Homeland Hipster | Music | Hudson Valley | Chronogram Magazine
Homeland Hipster
Laurie Anderson will perform Homeland at The Egg in Albany on September 21.

Performance artist Laurie Anderson first gained international attention when her single “O Superman” reached number two on the British pop charts in 1981. She went on to record six albums for Warner Brothers Records and tour extensively. In 2002, Anderson was appointed the first artist-in-residence of NASA. Her current show, Homeland, has a spare setting, with votive candles; Anderson delivers monologues and performs on violin, keyboards, and erhu (Chinese fiddle). Appearing with her are Okkyung Lee on cello, keyboardist Peter Scherer, and Skuli Sverrisson on bass. Homeland is Anderson’s most political work to date. Nonesuch Records will release a CD of the piece in 2009. I spoke with her as she walked to the beach in the Hamptons. She straggled behind some friends, husband Lou Reed, and a dog. At 61, Anderson is still elfin and insatiably curious.

Laurie Anderson will perform Homeland at The Egg in Albany on Sunday, September 21 at 7:30pm.
(518) 473-1845; www.theegg.org.

So you’re on a break from touring. I looked at your tour schedule. Now I understand your whole year.
Yeah, you would by looking at my schedule, that’s true.

It must be weird, touring.
I really do enjoy it, because I’m a spy. You know, that’s a perfect thing for a spy to do: travel around and take notes.

You’re in disguise.
Yeah, deep disguise. I think a uniform is the best disguise.

You’ve got your own uniform. Don’t you wear a hipster uniform, at your shows?
Yeah, it’s the regulation hipster black uniform.

That’s what you perform in, usually?
Well, only out of laziness.

I saw a video of you on this tour, on your secret press website. But I don’t know where you were playing.

I’ve performed Homeland in clubs and theaters. The biggest place was the Herod Atticus Theater—that was amazing.

What’s that?

It’s a 2,000-year-old amphitheater at the Acropolis in Greece. It’s where the Greek tragedies were performed, when they were just written! It’s on the side of the hill, as you wind up to the Parthenon.

You played at night?

You can only perform at night because it’s so hot. It was 108 degrees when we were there. We worked there the night before, setting the lights and stuff, and at 3am the stone seats are still really boiling hot. That’s how hot it is there. It’s blastingly hot.

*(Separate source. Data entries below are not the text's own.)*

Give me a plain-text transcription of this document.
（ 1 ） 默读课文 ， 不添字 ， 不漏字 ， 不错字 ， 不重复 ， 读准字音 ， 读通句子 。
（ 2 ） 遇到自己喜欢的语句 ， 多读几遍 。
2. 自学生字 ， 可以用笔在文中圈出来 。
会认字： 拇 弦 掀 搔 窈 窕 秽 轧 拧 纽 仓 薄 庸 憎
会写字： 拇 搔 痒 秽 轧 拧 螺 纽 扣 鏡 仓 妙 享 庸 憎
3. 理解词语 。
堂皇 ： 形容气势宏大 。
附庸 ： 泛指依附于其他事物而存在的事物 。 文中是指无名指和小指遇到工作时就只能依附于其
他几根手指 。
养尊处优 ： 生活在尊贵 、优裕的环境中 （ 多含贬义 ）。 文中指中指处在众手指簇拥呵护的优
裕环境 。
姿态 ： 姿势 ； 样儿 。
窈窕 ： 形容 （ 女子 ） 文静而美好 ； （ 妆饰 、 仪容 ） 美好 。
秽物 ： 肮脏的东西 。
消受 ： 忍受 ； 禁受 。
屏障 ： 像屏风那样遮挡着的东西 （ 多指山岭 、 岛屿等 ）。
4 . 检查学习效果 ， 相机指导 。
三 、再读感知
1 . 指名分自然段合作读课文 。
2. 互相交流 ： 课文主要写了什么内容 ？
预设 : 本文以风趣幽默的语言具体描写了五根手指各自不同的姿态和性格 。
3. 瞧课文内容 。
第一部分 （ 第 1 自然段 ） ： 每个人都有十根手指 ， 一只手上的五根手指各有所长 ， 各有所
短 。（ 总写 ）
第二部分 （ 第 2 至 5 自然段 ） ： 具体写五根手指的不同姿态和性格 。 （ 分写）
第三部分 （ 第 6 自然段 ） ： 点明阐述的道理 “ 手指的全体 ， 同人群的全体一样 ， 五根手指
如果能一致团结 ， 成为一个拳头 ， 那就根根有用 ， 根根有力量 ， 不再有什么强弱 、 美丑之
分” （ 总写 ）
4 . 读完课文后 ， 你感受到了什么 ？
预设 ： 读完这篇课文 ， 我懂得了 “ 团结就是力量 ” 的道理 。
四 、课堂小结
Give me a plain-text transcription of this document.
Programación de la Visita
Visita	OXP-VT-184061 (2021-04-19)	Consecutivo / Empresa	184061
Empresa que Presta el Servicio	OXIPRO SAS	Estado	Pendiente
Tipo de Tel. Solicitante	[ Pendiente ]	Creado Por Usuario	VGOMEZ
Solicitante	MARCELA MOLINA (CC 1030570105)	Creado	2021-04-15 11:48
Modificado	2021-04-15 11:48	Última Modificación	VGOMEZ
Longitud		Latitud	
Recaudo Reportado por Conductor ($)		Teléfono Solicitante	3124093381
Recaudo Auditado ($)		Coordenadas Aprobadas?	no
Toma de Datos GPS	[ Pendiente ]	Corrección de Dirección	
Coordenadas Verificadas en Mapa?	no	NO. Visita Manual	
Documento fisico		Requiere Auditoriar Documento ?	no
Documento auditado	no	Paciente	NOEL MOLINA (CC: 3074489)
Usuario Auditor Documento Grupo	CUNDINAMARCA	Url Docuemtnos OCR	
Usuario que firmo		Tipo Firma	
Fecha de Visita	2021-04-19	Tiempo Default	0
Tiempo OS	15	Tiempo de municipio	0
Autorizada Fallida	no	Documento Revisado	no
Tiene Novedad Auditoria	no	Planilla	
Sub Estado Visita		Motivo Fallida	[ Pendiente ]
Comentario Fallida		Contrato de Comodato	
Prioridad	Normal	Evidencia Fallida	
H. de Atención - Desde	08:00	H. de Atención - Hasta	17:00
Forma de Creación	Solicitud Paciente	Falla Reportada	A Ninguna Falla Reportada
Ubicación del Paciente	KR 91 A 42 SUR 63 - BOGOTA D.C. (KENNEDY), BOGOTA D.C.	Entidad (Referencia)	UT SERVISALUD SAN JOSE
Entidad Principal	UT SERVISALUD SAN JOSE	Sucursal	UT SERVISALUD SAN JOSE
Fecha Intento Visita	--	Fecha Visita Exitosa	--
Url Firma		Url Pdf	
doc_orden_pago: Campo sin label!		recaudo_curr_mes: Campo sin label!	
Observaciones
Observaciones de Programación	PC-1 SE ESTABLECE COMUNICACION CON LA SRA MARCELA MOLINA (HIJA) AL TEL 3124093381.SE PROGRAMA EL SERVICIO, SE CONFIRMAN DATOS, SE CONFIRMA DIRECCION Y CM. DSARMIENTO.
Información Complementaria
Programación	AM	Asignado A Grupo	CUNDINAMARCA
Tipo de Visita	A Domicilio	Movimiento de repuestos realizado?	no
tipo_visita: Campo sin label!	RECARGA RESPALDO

Actually, I walked up that hill. I was in Athens, and I found a free ticket to the Acropolis. And as I walked that hill, I remember looking at those houses—you pass small Athenian villas.

Yes, they’re beautiful.

And I thought: “That’s where I want to live—in one of those little houses!”
Wow! So where are you calling from?

I’m calling from Phoenicia.
Nice! So you got there!

Phoenicia, New York—do you know it?
Yes, I do.

Right! Because you know everywhere. You travel everywhere.
I know everywhere!

Well, if you ever come here, you should go tubing.
I love tubing.

Really? Who would’ve guessed that you enjoy tubing? But it’s a little dangerous, tubing.

Oh, I like danger.

That’s why you’re taking on the whole Homeland Security establishment!
[In a steely voice] That’s right! That’s right!

Do you ever think they might just come and arrest you, for the Homeland show?

No, no. It hasn’t come to that point. Do you think it will?

Well, I think Barack Obama is going to save us. You know, save us from this fascism.

Yeah, it is fascism. Let’s call it fascism. It’s oppressed a lot of people, and depressed them. And I don’t think Americans are a naturally fearful people. We’re not naturally paranoid. The fearmongering is very annoying, I find. And insulting. I’m tired of being treated like a 10-year-old!

You’re one of the people who invented performance art, don’t you think?

So they say. It didn’t have a name then, that’s for sure.

Exactly! That’s a sign you may have invented it.

[Laughs.] Or I may have been standing next to the person who invented it!

I’m a student of performance art. One theory of mine is that it tended to become a form of standup comedy.

One offshoot of it did, with Karen Finley and Eric Bogosian.

Or sit-down comedy, which was more what Spalding Gray did.
Sit-down sadness—that’s another genre.

Yours is more like standup violin-playing.
That’s it! A whole new category!

Your work is related to Jack Benny, in a way.

I love Jack Benny. I loved the way he used his violin. He laughed, and the violin cried. They were a great team.